What a year it's been for precious metals! In 2025 alone, gold has gained a whopping 67.3%. Meanwhile, silver has shattered all records and expectations to rise by a triple-digit 129.86%. These kinds of gains would be impressive in growth stocks, but for commodities, they're virtually unprecedented. As of 18 December, gold sat at $4,329.11 per Troy ounce, up almost 7% on the monthly chart. Silver, on the other hand, has passed several key psychological levels this month to hit $66.40 and register a gain of over 30% in the space of just 30 days! After gold gained close to 30% in 2024, which was an achievement in itself, many have spent the past 12 months waiting for a correction that simply won't come, as precious metals continue to seek ever higher highs.
The reasons behind gold and silver's epic rise are multiple and varied, and yet they appear to be working in concert to push prices even higher than the sum of their parts might. The weaker dollar is emphasised by lower T-note yields, which, in turn, are exacerbated by sticky inflation and dovish central bank policy. Add to that the sustaining real bulk gold demand from central banks looking for an alternative to the ailing greenback, and the picture starts to complete itself. However, the question remains: have precious metals now reached their peak, or is there more room for growth in 2026?
Regulating the market
A much-needed pivot to a softer monetary policy from the Fed has predictably helped to support precious metals by making yielding assets less attractive by comparison. The US regulator has now delivered three rate cuts, with the most recent coming at its 9-10 December meeting when it dropped its funds rate down to 350 bps, its lowest level in more than three years. This dovish policy stance has significantly reduced the opportunity cost of non-yielding assets like gold and silver, triggering massive capital flows into precious metals. Indeed, the benchmark 10-year Treasury yield now stands at 4.151%, with the two-year and 30-year offering 3.485% and 4.819%, respectively. And when we account for the weakening dollar, real yields are even lower and, perhaps more importantly, uncertain.

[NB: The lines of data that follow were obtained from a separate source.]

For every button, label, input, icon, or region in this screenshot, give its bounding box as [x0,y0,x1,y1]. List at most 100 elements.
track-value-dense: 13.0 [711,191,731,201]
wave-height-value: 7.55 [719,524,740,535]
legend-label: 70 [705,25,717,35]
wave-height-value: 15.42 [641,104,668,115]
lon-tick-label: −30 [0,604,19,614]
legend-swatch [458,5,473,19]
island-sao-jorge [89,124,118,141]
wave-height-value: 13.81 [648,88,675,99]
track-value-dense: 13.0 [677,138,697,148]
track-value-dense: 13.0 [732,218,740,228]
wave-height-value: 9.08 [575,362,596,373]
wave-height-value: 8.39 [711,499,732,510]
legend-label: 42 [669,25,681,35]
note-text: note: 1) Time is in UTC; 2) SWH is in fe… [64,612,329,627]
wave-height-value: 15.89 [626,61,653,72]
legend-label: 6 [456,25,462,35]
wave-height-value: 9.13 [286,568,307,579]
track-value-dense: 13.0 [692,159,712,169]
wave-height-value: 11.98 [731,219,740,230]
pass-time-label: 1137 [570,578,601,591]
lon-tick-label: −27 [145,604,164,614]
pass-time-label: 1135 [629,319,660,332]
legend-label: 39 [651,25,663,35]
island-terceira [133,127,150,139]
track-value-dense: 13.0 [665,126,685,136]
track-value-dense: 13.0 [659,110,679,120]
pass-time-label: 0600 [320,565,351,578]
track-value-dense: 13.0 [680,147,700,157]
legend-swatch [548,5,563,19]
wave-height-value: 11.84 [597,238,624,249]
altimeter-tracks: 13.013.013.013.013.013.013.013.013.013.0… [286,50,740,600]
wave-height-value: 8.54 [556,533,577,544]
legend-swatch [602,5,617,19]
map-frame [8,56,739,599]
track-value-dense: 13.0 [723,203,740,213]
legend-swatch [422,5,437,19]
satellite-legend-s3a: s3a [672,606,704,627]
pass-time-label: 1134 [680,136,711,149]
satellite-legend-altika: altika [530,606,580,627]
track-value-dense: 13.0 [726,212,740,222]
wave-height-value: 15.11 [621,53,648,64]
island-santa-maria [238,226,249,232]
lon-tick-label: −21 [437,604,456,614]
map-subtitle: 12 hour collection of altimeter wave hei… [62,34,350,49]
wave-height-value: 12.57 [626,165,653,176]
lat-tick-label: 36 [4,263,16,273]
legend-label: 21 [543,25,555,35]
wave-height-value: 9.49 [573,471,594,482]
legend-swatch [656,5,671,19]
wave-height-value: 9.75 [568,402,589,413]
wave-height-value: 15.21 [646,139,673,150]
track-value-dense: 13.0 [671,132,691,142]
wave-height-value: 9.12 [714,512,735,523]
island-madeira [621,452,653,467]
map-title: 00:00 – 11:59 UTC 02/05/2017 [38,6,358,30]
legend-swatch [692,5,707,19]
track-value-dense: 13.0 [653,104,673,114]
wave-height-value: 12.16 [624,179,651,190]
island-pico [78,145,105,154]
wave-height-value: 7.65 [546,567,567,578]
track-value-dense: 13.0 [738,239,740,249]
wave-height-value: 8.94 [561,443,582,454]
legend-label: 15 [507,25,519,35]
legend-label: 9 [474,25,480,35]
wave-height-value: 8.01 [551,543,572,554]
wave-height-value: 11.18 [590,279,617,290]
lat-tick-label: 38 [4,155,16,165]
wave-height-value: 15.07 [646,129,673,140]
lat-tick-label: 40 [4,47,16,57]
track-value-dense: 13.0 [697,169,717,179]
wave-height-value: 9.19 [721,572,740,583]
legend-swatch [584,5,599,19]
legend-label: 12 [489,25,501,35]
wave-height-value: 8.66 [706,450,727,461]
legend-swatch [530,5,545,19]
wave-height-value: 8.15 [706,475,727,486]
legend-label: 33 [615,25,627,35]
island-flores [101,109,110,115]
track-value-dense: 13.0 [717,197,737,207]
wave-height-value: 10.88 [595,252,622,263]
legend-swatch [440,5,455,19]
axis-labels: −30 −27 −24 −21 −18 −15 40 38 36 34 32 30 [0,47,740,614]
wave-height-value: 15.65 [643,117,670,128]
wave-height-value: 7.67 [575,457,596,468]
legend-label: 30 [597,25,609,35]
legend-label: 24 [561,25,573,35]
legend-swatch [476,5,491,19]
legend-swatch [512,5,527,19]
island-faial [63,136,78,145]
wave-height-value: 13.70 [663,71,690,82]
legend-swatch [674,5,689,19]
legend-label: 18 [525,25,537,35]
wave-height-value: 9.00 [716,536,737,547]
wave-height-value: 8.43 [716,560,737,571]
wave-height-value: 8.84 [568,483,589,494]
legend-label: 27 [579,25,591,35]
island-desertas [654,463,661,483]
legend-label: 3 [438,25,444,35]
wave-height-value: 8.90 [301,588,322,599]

According to Ray Youssef from NoOnes, "Gold's move from around $4,200 before the Fed's 25-bps announcement to $4,326 reveals that smart capital is hedging policy ambiguity." Markets currently price in a 73.6% probability of a pause at the January meeting, though speeches by Fed Chair Stephen Miran and New York Fed President John Williams on Monday (15 December) suggested that the US economy "is turning the corner", at least in the case of inflation. Miran rejected the official inflation statistics, assuring us that "underlying" inflation is running below 2.3%, not far from the Fed's 2% target. According to him, the official inflation rate of 2.8% is down to housing inflation and the way statisticians measure financial advisory fees when the stock market rises. Williams, meanwhile, posited that inflation would ease to just below 2.5% next year and fall to the Federal Reserve's 2% target by 2027. In addition to its active rate-cutting, the central bank is simultaneously purchasing $40 billion in bonds monthly, adding liquidity to the financial system and pressuring the dollar lower. This would also be expected to support gold and silver's ongoing bull cycle.
Buying in bulk
Another key factor for gold's bumper 2025 has been central bank buying, a trend that shows little sign of slowing. According to the WGC, world central banks bought 634 tonnes of gold between January and September 2025, and Morgan Stanley predicts the total for 2025 to be closer to 950 tonnes when all's said and done. This is a direct result of the greenback's weakness and growing uncertainty about the security of one's dollar-denominated assets in the event that a country displeases the US. For the fifth year running, central banks' diversification of their reserves away from dollar-denominated assets should provide strong support for gold in 2026 since regulators typically buy when investor positioning is stretched, money rotates, and prices fall. And so, even if gold corrects in the short term, "the price level is supported much higher than where you started because you get that central bank demand coming through," explains Gregory Shearer, Head of Base and Precious Metals Strategy at JP Morgan.
However, despite gold's gains of more than 60% YTD, institutional sentiment remains inexplicably muted. The Kobeissi Letter recently published survey data from Bank of America explaining that "professional investors can only ignore gold for so long", as it revealed that "only 5% of global fund managers believe gold prices will exceed $5,000 by the end of 2026".
The survey breakdown reveals that 34% of respondents see gold prices falling below $4,000, with 26% anticipating a range of $3,500 to $4,000. Surprisingly, it also showed that 39% of professional investors do not hold any gold at all. That said, Morgan Stanley forecasts gold at $4,500 per ounce by mid-2026, while JP Morgan expects average prices at above $4,600 in Q2 and more than $5,000 in Q4, but the more wide-reaching data of the BoA survey would suggest that there is still a lot of unrealised bulk demand potential from investment funds, which could push prices higher in 2026 if they start to add precious metals to their portfolios.